Die Enthüllung des Berkshire 13F steht bevor – Welche Schritte wird Warren Buffett in seiner letzten Saison unternehmen?
Der nächste Dienstag (17. Februar) nach Eastern Standard Time ist die Frist für institutionelle Investoren, ihre 13F-Quartalsberichte über Bestände bei der US-Börsenaufsicht SEC einzureichen. Es wird allgemein erwartet, dass auch Berkshire Hathaway diesen Bericht wieder „auf den letzten Drücker“ veröffentlichen wird.
Nachdem Warren Buffett Ende letzten Jahres als CEO von Berkshire zurückgetreten ist, erhält dieser Bestandsbericht besonders viel Aufmerksamkeit. Die Öffentlichkeit möchte verstehen, welche Maßnahmen der „Aktien-Guru“ im letzten Quartal seiner Amtszeit ergriffen hat.
Zu den Schlüsselfragen, auf die der Markt achtet, gehören: Hat Berkshire weiterhin Apple (AAPL.US) und die Bank of America (BAC.US) reduziert?

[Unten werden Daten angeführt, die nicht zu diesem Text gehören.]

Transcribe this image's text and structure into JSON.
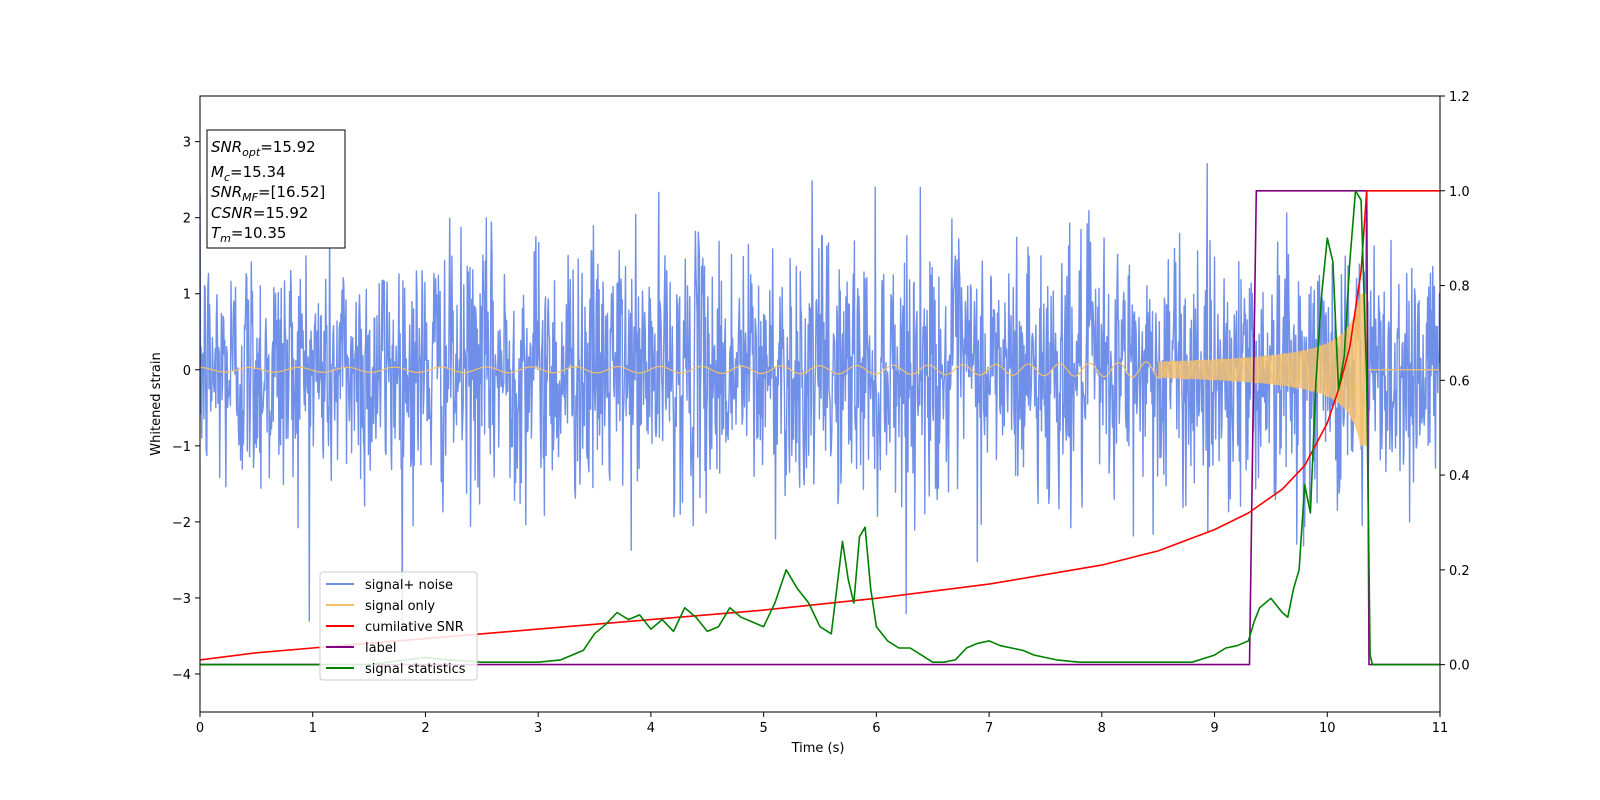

Und wurden die von Buffetts ehemaligem Top-Manager Todd Combs aufgebauten Positionen verkauft?
Anfang dieses Jahres hat Greg Abel offiziell die Position des Berkshire-CEO von Buffett übernommen. Combs galt zeitweise ebenfalls als aussichtsreicher Kandidat für diesen Posten und verließ Berkshire im Dezember letzten Jahres, um zu JPMorgan Chase zu wechseln.
In den ersten drei Quartalen 2025 war Berkshire insgesamt wenig aktiv am Markt: Das Unternehmen kaufte Aktien im Wert von etwa 13,5 Milliarden US-Dollar und verkaufte gleichzeitig Wertpapiere im Wert von rund 24 Milliarden US-Dollar. Laut Daten von WhaleWisdom beträgt der Wert des Investmentportfolios 267 Milliarden US-Dollar.
Im dritten Quartal des vergangenen Jahres baute Berkshire eine Position von etwa 17,85 Millionen A-Aktien von Google auf, mit einem durchschnittlichen Einstiegskurs von etwa 210 US-Dollar. Diese Investition sorgte damals für Diskussionen; es wurde spekuliert, dass Combs oder andere Manager den Kauf getätigt haben könnten. Mittlerweile ist der Aktienkurs auf 305 US-Dollar gestiegen, wodurch diese Position nun etwa 5,5 Milliarden US-Dollar wert ist.

Zum Ende des dritten Quartals waren die sechs größten Positionen von Berkshire: Apple, American Express (AXP.US), Bank of America, Coca-Cola (KO.US), Chevron (CVX.US) und Occidental Petroleum (OXY.US) – diese Großinvestitionen werden allgemein Buffett persönlich zugeschrieben.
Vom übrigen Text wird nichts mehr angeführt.